La ira, como todas las emociones, cumple una función adaptativa en nuestra vida. Señala algo que nos perjudica, nos hace ponernos en «modo defensa o ataque» ante un evento que nos daña, nos hiere o nos frustra. Algunas personas tienen una relación adecuada con ella, permiten su expresión y hacen un buen manejo de la misma; en cambio otras se ven muy afectadas, les domina de forma prolongada, intensa y frecuente, lo que lleva a un empeoramiento de su salud en general así como serios problemas en sus relaciones vinculares.
El primer paso para manejar correctamente esta emoción es la consciencia emocional, reconocer que eso que estás sintiendo o viviendo te está generando una fuerte activación física. Si crees que tienes dificultades para identificarla te animamos a cerrar los ojos, pensar en un momento que te generó mucha ira y etiquetarlo con un color además de asociar una sensación corporal. Por ejemplo, muchas personas perciben mucha tensión en la mandíbula, en el pecho o en los puños y le asignan un color intenso como el rojo o el negro.
También puede resultarte útil atender a los estímulos (desencadenantes), escenarios o situaciones que suelen causar que esta emoción aparezca. En este punto entra «la mente fría», la capacidad para razonar y reflexionar sobre lo que genera y activa esta emoción. Igualmente puede resultarte importante ir un paso más allá, es decir, ¿puedes identificar el para qué te sirve esta emoción? ¿Te viene algún recuerdo de tu vida en que hiciste un uso similar? ¿Qué consecuencias tiene en tu vida actual?
En terapia, además de estas estrategias, aprenderás a gestionarla de forma segura como por ejemplo aplicando técnicas de desactivación fisiológica, asertividad, comunicación… Una vez hayas conseguido esto, para mí viene lo más difícil que es mantener los cambios a largo plazo. Dentro de un encuadre terapéutico puede ser mucho más llevadero.
Para finalizar y a modo de completar esta nueva entrada del blog, os dejamos una reflexión (extraída de psicologia-estrategica.com) que se llama el papel arrugado.
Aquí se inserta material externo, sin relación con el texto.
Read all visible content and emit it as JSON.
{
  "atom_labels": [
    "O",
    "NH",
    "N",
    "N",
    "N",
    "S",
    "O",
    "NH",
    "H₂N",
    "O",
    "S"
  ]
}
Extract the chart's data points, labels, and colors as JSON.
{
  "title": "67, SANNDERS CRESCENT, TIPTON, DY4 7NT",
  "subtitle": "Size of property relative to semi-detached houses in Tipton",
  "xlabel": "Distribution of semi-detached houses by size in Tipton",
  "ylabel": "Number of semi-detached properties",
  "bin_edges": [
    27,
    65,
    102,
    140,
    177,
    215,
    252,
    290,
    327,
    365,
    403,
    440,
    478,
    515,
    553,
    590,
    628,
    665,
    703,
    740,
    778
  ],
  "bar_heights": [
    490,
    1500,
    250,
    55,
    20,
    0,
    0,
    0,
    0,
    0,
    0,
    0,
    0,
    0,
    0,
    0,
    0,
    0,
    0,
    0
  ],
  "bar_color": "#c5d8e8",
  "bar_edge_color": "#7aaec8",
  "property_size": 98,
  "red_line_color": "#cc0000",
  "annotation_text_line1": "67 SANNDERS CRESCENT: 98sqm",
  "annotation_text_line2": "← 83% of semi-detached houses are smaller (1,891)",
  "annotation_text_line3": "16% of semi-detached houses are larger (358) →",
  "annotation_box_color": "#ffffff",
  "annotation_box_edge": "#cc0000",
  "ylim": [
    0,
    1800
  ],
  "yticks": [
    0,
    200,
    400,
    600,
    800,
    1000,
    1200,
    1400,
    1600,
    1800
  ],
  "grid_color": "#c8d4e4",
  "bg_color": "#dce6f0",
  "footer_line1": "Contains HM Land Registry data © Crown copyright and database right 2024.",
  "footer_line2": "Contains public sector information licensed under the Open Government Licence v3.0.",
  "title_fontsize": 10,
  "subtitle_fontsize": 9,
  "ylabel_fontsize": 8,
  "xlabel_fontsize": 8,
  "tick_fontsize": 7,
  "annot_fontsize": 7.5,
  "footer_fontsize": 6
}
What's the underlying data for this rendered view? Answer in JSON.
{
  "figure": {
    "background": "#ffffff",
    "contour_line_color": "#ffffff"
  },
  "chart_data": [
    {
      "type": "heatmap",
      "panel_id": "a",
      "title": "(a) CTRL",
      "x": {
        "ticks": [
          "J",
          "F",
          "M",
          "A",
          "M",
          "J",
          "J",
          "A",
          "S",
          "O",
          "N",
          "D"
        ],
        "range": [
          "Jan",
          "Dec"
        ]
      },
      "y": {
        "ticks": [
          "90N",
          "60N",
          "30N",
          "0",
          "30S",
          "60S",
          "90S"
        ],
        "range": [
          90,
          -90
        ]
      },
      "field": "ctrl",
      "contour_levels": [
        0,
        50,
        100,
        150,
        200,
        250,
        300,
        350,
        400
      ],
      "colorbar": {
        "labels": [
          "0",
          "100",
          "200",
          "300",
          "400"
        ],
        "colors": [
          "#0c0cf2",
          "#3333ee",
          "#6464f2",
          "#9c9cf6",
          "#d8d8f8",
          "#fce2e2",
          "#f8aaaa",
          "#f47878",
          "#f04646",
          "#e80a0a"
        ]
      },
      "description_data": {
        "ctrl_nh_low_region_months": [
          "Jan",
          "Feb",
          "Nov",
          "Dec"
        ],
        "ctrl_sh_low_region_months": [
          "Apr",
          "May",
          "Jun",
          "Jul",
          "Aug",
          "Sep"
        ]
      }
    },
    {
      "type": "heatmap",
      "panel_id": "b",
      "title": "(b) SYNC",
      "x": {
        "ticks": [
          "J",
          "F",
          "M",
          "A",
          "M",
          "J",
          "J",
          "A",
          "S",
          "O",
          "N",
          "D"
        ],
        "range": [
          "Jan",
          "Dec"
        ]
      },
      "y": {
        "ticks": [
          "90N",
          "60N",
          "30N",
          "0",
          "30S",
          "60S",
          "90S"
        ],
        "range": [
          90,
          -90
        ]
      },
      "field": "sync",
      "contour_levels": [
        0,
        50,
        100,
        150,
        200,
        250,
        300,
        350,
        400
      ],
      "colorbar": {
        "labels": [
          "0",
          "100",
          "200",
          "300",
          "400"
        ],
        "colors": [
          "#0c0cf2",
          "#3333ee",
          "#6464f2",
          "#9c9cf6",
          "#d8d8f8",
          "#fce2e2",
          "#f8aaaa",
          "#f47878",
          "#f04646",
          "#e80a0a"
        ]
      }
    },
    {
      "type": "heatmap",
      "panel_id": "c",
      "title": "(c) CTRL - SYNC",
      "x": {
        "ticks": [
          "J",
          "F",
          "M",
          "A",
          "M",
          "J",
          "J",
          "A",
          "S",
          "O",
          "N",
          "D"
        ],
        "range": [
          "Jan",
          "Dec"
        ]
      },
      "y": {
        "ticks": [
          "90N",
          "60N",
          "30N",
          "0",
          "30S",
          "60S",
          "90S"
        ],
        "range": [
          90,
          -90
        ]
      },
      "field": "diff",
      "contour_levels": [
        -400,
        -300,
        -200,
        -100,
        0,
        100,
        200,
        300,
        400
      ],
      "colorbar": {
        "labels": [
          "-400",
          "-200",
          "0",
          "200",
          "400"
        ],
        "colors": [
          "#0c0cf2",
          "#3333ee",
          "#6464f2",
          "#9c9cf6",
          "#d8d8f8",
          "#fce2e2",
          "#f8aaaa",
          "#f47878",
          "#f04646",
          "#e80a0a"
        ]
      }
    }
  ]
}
Contaba un predicador que, cuando era niño, su carácter impulsivo lo
hacía estallar en cólera a la menor provocación.
Luego de que sucedía, casi siempre se sentía avergonzado y
batallaba por pedir excusas a quien había ofendido.
Un día su maestro, que lo vio dando justificaciones después de una
explosión de ira a uno de sus compañeros de clase, lo llevó al salón,
le entregó una hoja de papel lisa y le dijo:
— ¡Arrúgalo! El muchacho, no sin cierta sorpresa, obedeció e hizo
con el papel una bolita.
— Ahora —volvió a decirle el maestro— déjalo como estaba antes.
Por supuesto que no pudo dejarlo como estaba. Por más que
trataba, el papel siempre permanecía lleno de pliegues y de arrugas.
Entonces el maestro remató diciendo:
—El corazón de las personas es como ese papel. La huella que dejas
con tu ofensa será tan difícil de borrar como esas arrugas y esos
pliegues.
Así aprendió a ser más comprensivo y más paciente, recordando,
cuando está a punto de estallar, el ejemplo del papel arrugado.
Este breve historia evidencia la importancia de saber gestionar la ira, hacer un afrontamiento adecuado y que nuestras emociones no nos dominen. No se trata de no enfadarse si no de expresar el enfado de forma asertiva, con paciencia y respeto: no hablar desde la rabia, calmarse y evidenciar lo que nos genera tanto malestar sin recurrir a insultos, faltas de respeto y por supuesto, violencia. La ira es como una montaña rusa, sube y baja, acompañarnos será clave para nuestro día a día y evitaremos ir por la vida arrugando papeles.